JEFFERSON CITY - Although the vote's result would have no impact on the proposal, the joint Senate-House committee assigned to recommend a fix to the formula used to distribute state money to schools passed a version Tuesday night.
The committee's chairman, Sen. Charlie Shields, R-St. Joseph, praised the committee for its work but predicted the proposal is only the starting point for later debate in the Senate and House.
"The work of this committee was very important to establish the conceptual framework of what a student-need based formula should look like," he said.
But critics said they were bothered that Shields' plan could not be changed, no matter the vote's outcome.
"That's just another indication of how non-receptive this administration is to good, quality suggestions," Sen. Maida Coleman, D-St. Louis City, said. "There's nothing that has been said yet that proves that this proposed legislation is the best legislation, but the goal is to cram it down the public's throat regardless.
Shields' plan would require spending $6,117 per student. The source of funding would be divided between the state and local districts according to a formula considering average teacher salary, the number of students in certain costlier programs and the level of local funding.
Columbia schools would receiv an additional $1.3 million in the formula's first year but its appropriations would be frozen at that level.
Shields' plan would cost the state about $500 million spread over three to five years.
Despite the understanding that members were voting on the concept and not the specific principles of the plan, the debate extended for several hours and prompted some prodding from Republican members.

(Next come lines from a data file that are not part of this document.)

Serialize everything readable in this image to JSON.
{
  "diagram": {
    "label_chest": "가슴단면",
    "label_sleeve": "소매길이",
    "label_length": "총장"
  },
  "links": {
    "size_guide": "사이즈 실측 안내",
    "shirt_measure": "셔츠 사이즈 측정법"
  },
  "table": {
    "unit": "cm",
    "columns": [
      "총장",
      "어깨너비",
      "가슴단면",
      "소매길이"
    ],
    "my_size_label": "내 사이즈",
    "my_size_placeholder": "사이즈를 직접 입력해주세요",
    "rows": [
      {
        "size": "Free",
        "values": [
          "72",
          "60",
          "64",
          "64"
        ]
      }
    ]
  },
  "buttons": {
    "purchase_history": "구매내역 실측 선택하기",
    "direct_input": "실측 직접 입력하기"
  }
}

In response to a lengthy exchange between Rep. Rachel Bringer, D-Palmyra and committee staff members, Sen. Matt Bartle, R-Lee's Summit, questioned the need for such thorough inquiry.
"This is deliberately drafted in order to avoid the kind of inquiry you are feeling like you need to make right now because it's so general," he said.

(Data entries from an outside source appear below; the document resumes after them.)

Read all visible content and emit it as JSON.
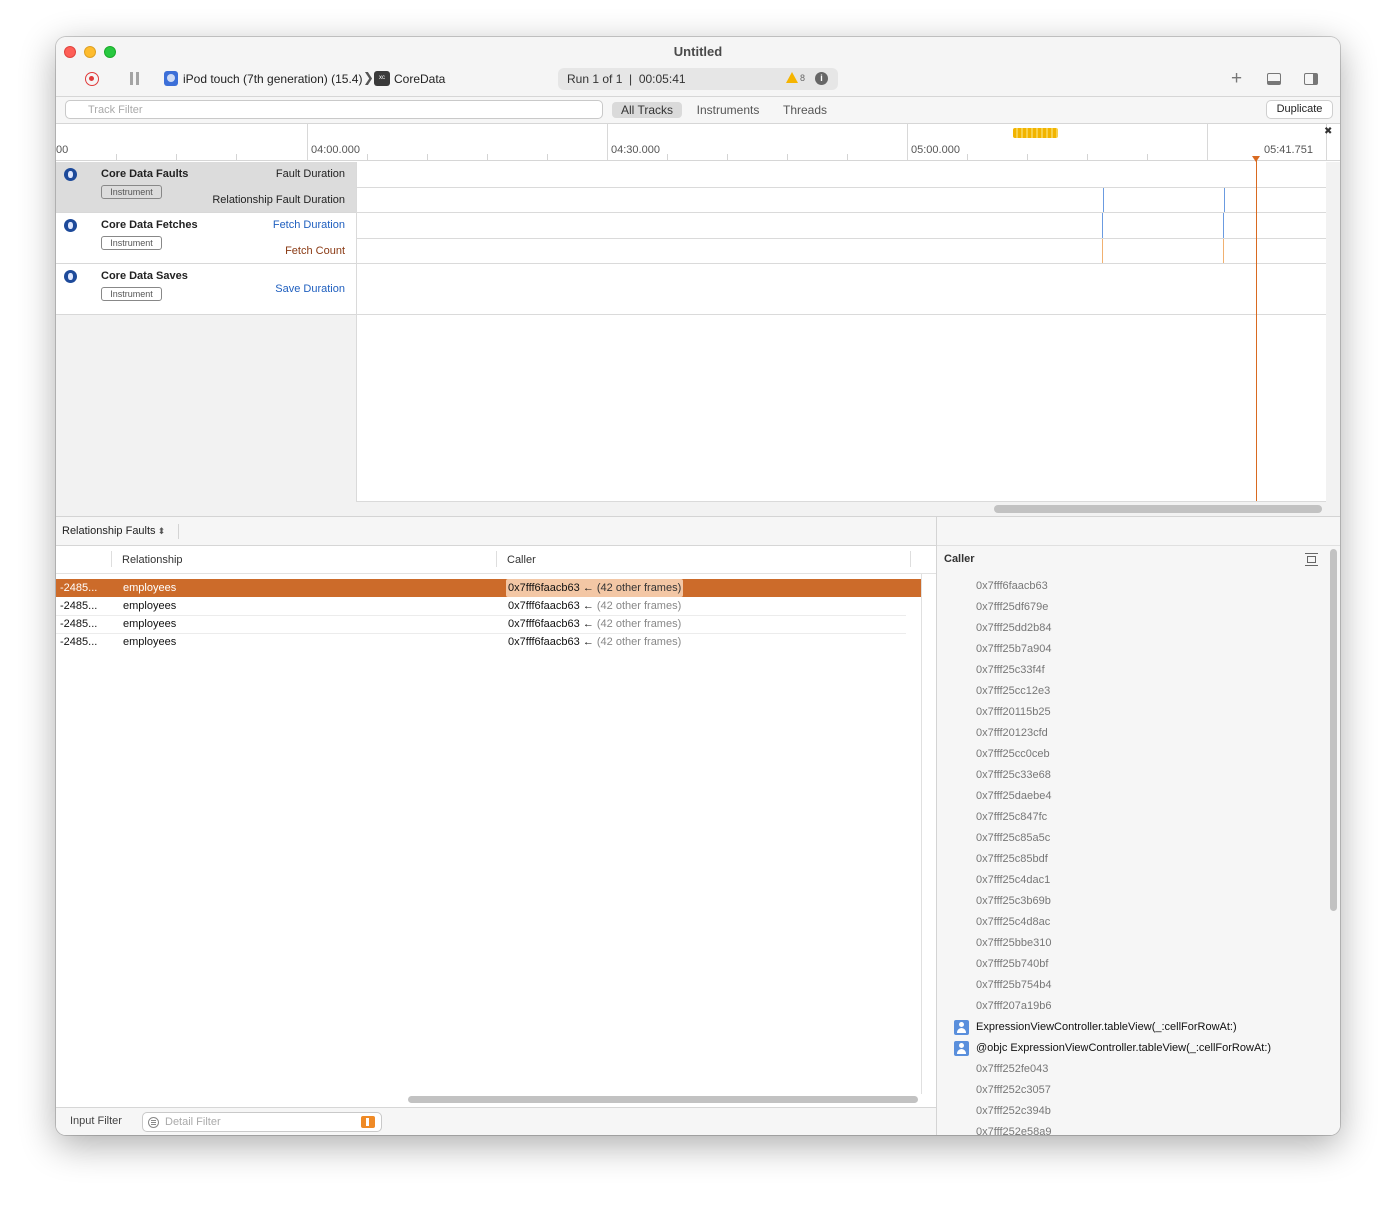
{
  "window": {
    "title": "Untitled"
  },
  "toolbar": {
    "device": "iPod touch (7th generation) (15.4)",
    "app": "CoreData",
    "app_icon_text": "xc",
    "run_info": "Run 1 of 1  |  00:05:41",
    "warnings": "8"
  },
  "filterbar": {
    "track_filter_placeholder": "Track Filter",
    "tabs": [
      "All Tracks",
      "Instruments",
      "Threads"
    ],
    "duplicate": "Duplicate"
  },
  "ruler": {
    "labels": [
      "00",
      "04:00.000",
      "04:30.000",
      "05:00.000",
      "05:41.751"
    ]
  },
  "tracks": [
    {
      "name": "Core Data Faults",
      "badge": "Instrument",
      "sub": [
        "Fault Duration",
        "Relationship Fault Duration"
      ]
    },
    {
      "name": "Core Data Fetches",
      "badge": "Instrument",
      "sub": [
        "Fetch Duration",
        "Fetch Count"
      ]
    },
    {
      "name": "Core Data Saves",
      "badge": "Instrument",
      "sub": [
        "Save Duration"
      ]
    }
  ],
  "colors": {
    "accent": "#cc6b2a",
    "playhead": "#d96a20",
    "fetch_duration": "#1f5fbf",
    "fetch_count": "#8a3a14",
    "mark_blue": "#6b9be0",
    "mark_orange": "#f0b070"
  },
  "detail": {
    "selector": "Relationship Faults",
    "columns": [
      "Relationship",
      "Caller"
    ],
    "rows": [
      {
        "id": "-2485...",
        "relationship": "employees",
        "caller": "0x7fff6faacb63 ←",
        "frames": "(42 other frames)"
      },
      {
        "id": "-2485...",
        "relationship": "employees",
        "caller": "0x7fff6faacb63 ←",
        "frames": "(42 other frames)"
      },
      {
        "id": "-2485...",
        "relationship": "employees",
        "caller": "0x7fff6faacb63 ←",
        "frames": "(42 other frames)"
      },
      {
        "id": "-2485...",
        "relationship": "employees",
        "caller": "0x7fff6faacb63 ←",
        "frames": "(42 other frames)"
      }
    ],
    "input_filter": "Input Filter",
    "detail_filter_placeholder": "Detail Filter"
  },
  "stack": {
    "header": "Caller",
    "frames": [
      "0x7fff6faacb63",
      "0x7fff25df679e",
      "0x7fff25dd2b84",
      "0x7fff25b7a904",
      "0x7fff25c33f4f",
      "0x7fff25cc12e3",
      "0x7fff20115b25",
      "0x7fff20123cfd",
      "0x7fff25cc0ceb",
      "0x7fff25c33e68",
      "0x7fff25daebe4",
      "0x7fff25c847fc",
      "0x7fff25c85a5c",
      "0x7fff25c85bdf",
      "0x7fff25c4dac1",
      "0x7fff25c3b69b",
      "0x7fff25c4d8ac",
      "0x7fff25bbe310",
      "0x7fff25b740bf",
      "0x7fff25b754b4",
      "0x7fff207a19b6",
      "ExpressionViewController.tableView(_:cellForRowAt:)",
      "@objc ExpressionViewController.tableView(_:cellForRowAt:)",
      "0x7fff252fe043",
      "0x7fff252c3057",
      "0x7fff252c394b",
      "0x7fff252e58a9"
    ]
  }
}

Bringer said her questions were reasonable for a situation in which members were presented with a 132-page bill immediately before the meeting and then asked to vote on it at the end.
Rep. Maynard Wallace, R-Thornfield, said the existing formula rewards districts for raising their tax levy and that the new formula is unfair because it punishes those districts with less state money.
"We've operated under a formula for 12 years that rewarded you for having a high tax levy," he said. "Now, we're switching 180 degrees, and the districts above the levy would lose state money."
The leader of the House committee which will consider the joint committee's proposal Rep. Brian Baker, R-Belton, said there was no plan to fund Shields' idea and changing the formula to address Wallace's concerns would be even costlier.
Baker said the House committee would begin hearings Monday. Senate Education Committee Chairman Gary Nodler, R-Joplin, who said some of the provisions will "likely have some rough sledding," said the first committee hearings would begin Tuesday.